Bis heute weiß ich nicht, wieso ich es tat, aber ich ließ mich führen, mit dem Gedanken, dass ich zeigen wollte, dass ich mehr zu bieten hatte als Langeweile. Ich wollte mutig sein, eine Person, mit der man etwas erleben konnte.

Kyle lief mit mir nun nach draußen an die frische Luft und ich schloss genießerisch die Augen. Feine Pollen flogen durch die Luft und die Nachmittagsonne strahlte schön durch die Blätter der grünen Bäume hindurch. Es war wie als wenn eine angenehme Melodie die Welt versüßte. Ich breitete die Arme aus und drehte mich einmal. Dabei zog ich den frischen Sauerstoff ein, der von einem weichen Hauch von Blumenduft umhüllt wurde. Die Luft strömte zwischen meinen Fingerspitzen entlang und brachte die Haut darunter zum kitzeln.

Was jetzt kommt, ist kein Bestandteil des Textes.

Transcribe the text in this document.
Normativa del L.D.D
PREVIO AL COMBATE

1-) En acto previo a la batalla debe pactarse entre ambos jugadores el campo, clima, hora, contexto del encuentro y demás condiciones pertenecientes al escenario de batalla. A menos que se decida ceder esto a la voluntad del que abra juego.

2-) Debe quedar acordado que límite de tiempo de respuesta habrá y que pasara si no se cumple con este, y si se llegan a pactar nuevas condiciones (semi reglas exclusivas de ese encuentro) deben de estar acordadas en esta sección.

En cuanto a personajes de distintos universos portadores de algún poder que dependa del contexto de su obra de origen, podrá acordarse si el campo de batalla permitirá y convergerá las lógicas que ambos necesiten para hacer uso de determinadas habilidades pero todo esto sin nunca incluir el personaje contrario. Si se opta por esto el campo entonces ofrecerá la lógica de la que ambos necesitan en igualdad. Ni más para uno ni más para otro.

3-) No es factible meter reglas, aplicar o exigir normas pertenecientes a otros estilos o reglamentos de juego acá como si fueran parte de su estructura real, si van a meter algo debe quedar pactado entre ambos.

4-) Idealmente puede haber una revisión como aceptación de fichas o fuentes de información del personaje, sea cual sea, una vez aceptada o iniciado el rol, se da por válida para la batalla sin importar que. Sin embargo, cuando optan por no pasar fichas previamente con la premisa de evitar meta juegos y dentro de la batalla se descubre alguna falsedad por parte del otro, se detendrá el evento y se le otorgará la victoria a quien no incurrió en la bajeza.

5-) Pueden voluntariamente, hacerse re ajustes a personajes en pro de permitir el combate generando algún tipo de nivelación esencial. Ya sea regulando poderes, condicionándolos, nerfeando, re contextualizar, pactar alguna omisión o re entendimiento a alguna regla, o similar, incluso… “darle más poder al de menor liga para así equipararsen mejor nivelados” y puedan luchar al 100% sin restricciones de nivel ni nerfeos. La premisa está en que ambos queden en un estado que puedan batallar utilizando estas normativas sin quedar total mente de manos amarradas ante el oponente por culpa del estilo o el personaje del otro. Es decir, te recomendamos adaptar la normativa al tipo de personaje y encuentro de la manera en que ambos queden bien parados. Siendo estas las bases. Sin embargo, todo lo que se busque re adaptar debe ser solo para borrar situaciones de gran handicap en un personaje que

Ich blieb wieder stehen und öffnete die Augen und sah in seine, die mich freundlich anblickten. Sie wirkten so weich. Und das Lächeln, das ich ihm schenkte war fast so schön wie die süße Melodie, die diese Glücksgefühle in die Welt verteilte.







Hier bin ich wieder..
Kommentare würden mich freuen:)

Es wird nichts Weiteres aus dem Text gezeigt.